Only two days after my first infusion in Hollywood Beach I decided I had to get out. Had a list of things to do. My 1998 Ranger pickup needed dash and left front running and turn signal lights and I went to get them. There was a Waffle House a mile or so further out and I would try to eat also. It was Saturday morning.

My mind was addled, I don't think I had combed my hair, what was left of it, and with my tooth challenged grin, I avoided grinning, must have looked the bum. Bum service is poor in an auto parts store and the clerk I choose tried to sell me expensive head light bulbs. Correct bulbs in hand I re-entered a very hot Florida and found my Waffle House.

Their was a line but I could see a seat open at the counter and wiggled and excused my way to it. The cash register was on my right shoulder, the dish washer station was directly and eighteen inches in front of me and the room was packed with four languages being spoken in earnest at an appropriate decibel level.

The director stood at the grill with his back to me, always, ten feet to my front and five to the right. First he turned waves of bacon on the grill to his left and then back to the burners his hands lifted again and again in a head bowed benediction to a wire basket above his head where he found two eggs again and again, broke them in little skillets while giving soft orders to his right. There was chaos behind him, fifteen people with a purpose and plates scurried around in that small place.

A Waffle House is not that big and with people spilling in the door of many races it still was well under control. It had a culture, people knew what to expect, there was order in the chaos. " Listen honey", that meant the person on the phone was a male, females were darling, "Listen honey we have people out the door we aren't taking orders over the phone, thanks honey." Klunk! The streaked blond was maning the cash register and phone and chewing something non regulation. Then a black girl, my waitress was over her right shoulder and taking the next ticket while the blond moved left and was washing dishes with dispatch in front of me.
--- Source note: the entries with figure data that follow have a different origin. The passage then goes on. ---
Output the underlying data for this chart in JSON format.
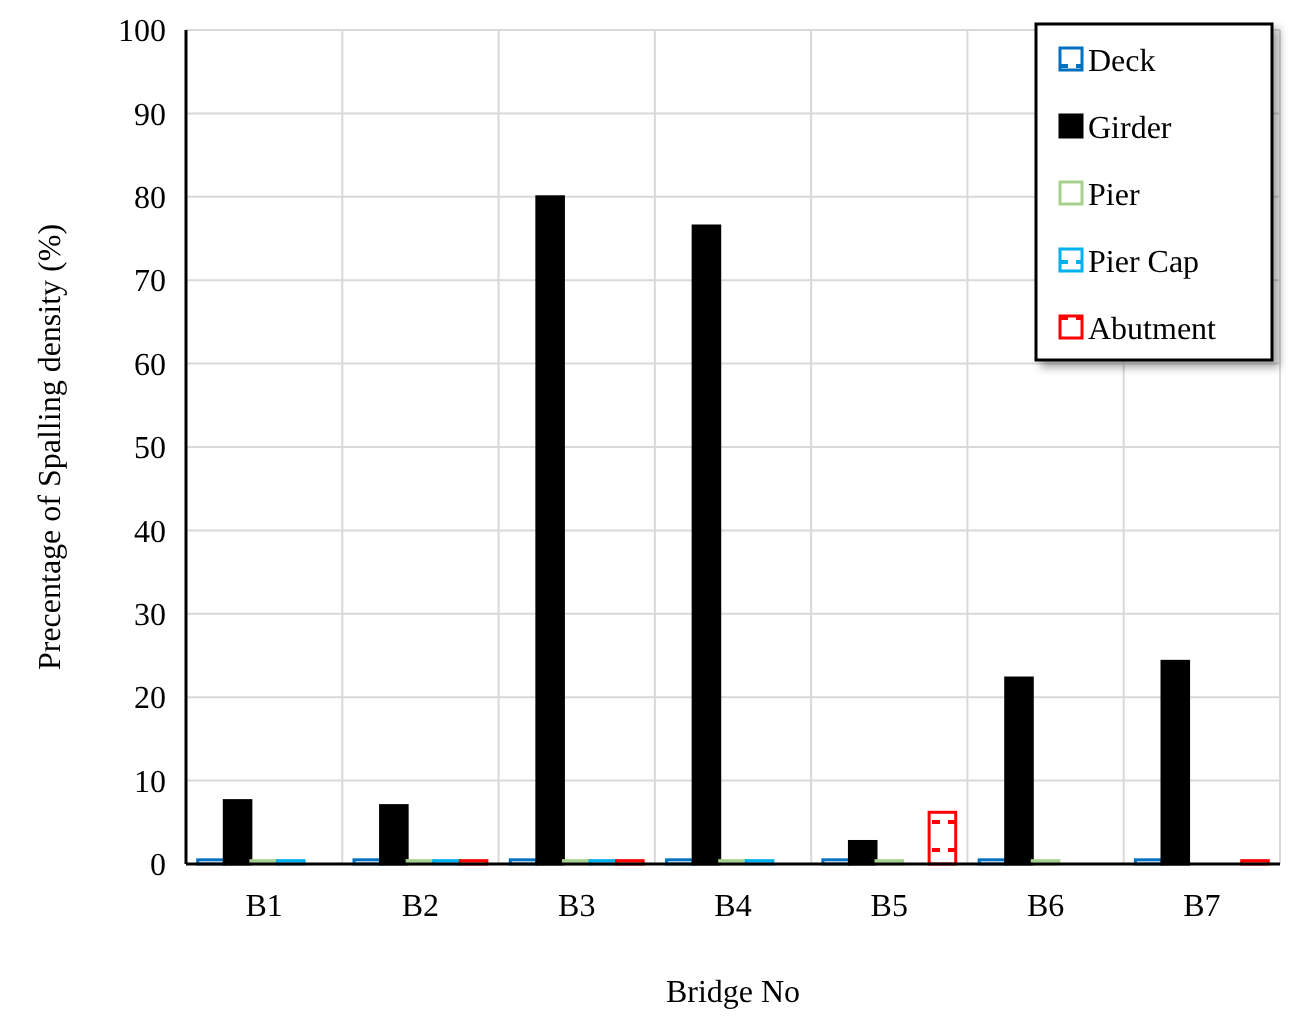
{
  "chart_data": {
    "type": "bar",
    "xlabel": "Bridge No",
    "ylabel": "Precentage of Spalling density (%)",
    "categories": [
      "B1",
      "B2",
      "B3",
      "B4",
      "B5",
      "B6",
      "B7"
    ],
    "ylim": [
      0,
      100
    ],
    "yticks": [
      0,
      10,
      20,
      30,
      40,
      50,
      60,
      70,
      80,
      90,
      100
    ],
    "grid": true,
    "legend": "top right",
    "series": [
      {
        "name": "Deck",
        "color": "#0070c0",
        "values": [
          0.5,
          0.5,
          0.5,
          0.5,
          0.5,
          0.5,
          0.5
        ]
      },
      {
        "name": "Girder",
        "color": "#000000",
        "values": [
          7.6,
          7.0,
          80,
          76.5,
          2.7,
          22.3,
          24.3
        ]
      },
      {
        "name": "Pier",
        "color": "#a9d18e",
        "values": [
          0.4,
          0.4,
          0.4,
          0.4,
          0.4,
          0.4,
          null
        ]
      },
      {
        "name": "Pier Cap",
        "color": "#00b0f0",
        "values": [
          0.4,
          0.4,
          0.4,
          0.4,
          null,
          null,
          null
        ]
      },
      {
        "name": "Abutment",
        "color": "#ff0000",
        "values": [
          null,
          0.4,
          0.4,
          null,
          6.2,
          null,
          0.4
        ]
      }
    ]
  }
}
A quick look and then another, longer, "You all right honey?" Not is everything all right. "Everything is fine", she had seen the rivulets on my face but took my answer in stride with a little nod of OK then. After all I was eating my waffle, my mouth was full, I had finished my eggs, bacon and toast, I would not finish the waffle.

You could see results from the chaos. Plates appeared with just the right stuff in front of the right people and everyone behind that counter was purposeful, busy and happy. South Florida had one great Waffle House and I was crying.

Men don't cry at least not from my generation and I was keeping it in except for the tears, my insides were cramping and I tried to breathe thru the waffle but I was crying. Crying with unadulterated joy at just being alive in that wonderful Waffle House with all those wonderful people on a hot Saturday morning, sick as a dog with a thin plastic tube connecting me to the bottle in my right front pocket.